足跡
転ばぬ先の杖流星ワゴンをなんとなく読み返したくなり、ここ二三日で読破。
重松清の書く世界には悪者がいない。ように常々思う。
なんとなくで死にたいと思うおっさんにも、なんとなくで通り魔事件を起こしてしまう少年にも、
どことなく人間味というか、自分の中にもそんな一面があることを認識させられる。
ぼくが中学一年生のときに初めて読んだ本書。
普段通りの生活を続けていると、気づかぬ間に家庭が崩壊してしまい
全てを失ってしまった父親が主人公の本。もう頭からダウナーな香りがする。ヤバみを感じる。
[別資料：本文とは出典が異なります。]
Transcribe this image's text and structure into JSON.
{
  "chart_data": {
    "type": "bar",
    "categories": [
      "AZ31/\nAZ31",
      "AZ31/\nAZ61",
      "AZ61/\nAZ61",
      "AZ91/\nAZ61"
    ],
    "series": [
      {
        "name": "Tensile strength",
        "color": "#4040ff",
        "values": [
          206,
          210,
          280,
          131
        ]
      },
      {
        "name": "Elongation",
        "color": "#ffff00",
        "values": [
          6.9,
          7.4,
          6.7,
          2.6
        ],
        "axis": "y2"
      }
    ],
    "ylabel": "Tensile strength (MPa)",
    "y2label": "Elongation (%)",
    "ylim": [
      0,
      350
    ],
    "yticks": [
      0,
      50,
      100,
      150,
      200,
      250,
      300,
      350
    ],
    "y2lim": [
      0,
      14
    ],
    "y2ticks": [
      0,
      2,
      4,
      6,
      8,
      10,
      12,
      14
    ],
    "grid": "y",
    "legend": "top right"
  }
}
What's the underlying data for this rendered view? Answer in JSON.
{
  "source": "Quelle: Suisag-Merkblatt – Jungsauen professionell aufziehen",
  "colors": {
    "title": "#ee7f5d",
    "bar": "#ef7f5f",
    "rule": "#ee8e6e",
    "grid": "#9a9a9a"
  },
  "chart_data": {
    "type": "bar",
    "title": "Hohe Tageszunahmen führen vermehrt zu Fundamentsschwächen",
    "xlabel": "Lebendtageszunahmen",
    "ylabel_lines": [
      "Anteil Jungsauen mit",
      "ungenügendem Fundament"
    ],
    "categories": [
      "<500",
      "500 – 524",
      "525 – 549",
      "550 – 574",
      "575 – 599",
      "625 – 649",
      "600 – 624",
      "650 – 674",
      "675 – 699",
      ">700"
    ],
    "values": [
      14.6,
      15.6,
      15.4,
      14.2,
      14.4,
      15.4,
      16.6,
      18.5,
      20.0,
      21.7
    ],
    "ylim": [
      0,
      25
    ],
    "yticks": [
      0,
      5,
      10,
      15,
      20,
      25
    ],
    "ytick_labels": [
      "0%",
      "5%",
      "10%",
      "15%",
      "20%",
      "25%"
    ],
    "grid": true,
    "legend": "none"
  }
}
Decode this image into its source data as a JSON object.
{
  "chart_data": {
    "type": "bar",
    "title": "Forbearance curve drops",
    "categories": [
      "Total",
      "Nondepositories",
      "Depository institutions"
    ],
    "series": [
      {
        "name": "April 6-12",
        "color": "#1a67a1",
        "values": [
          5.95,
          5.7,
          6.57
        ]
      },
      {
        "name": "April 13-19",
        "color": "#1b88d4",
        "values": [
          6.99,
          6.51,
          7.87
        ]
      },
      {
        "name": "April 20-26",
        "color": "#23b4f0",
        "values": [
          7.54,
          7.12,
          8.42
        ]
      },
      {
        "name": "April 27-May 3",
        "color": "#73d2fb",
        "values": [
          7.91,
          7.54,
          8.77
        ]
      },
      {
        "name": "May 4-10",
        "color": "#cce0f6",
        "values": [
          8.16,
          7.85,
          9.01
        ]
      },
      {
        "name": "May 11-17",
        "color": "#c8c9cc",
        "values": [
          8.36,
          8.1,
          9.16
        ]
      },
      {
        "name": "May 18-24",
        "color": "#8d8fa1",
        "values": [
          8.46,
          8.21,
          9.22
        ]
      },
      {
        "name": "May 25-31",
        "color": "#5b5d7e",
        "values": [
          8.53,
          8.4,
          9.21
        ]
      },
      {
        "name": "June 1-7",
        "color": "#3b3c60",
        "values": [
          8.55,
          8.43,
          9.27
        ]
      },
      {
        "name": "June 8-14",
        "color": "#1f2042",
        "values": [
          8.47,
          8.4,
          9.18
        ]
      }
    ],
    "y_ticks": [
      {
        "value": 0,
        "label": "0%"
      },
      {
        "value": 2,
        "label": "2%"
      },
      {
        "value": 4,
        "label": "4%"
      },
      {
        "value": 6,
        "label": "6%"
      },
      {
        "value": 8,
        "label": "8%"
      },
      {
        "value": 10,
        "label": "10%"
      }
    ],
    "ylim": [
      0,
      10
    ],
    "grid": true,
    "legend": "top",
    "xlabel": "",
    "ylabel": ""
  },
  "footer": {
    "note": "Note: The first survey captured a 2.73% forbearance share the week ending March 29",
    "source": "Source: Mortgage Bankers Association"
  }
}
人は誰しも役割の中で生きていて、例えばこの本に出てくる息子、広樹くんは
この家庭に於いて一雄の息子である以前に一人の人間である。
中学受験に失敗した彼はそのままグレていき、家庭内暴力を起こす。つらい。
でもグレるのもわかる。わかってしまう。そこもまたつらい。
いろんなことを考えるようになって、
根底にあるのはやっぱり、最大多数の最大幸福なんだなぁと思う一方で
自分の幸福も捨てたくねえなぁと思う。
なんだかんだでもうすぐ二十歳。
頑張って生きるのはとってもつらいので、いつもどおり頑張らずに生きていきたい。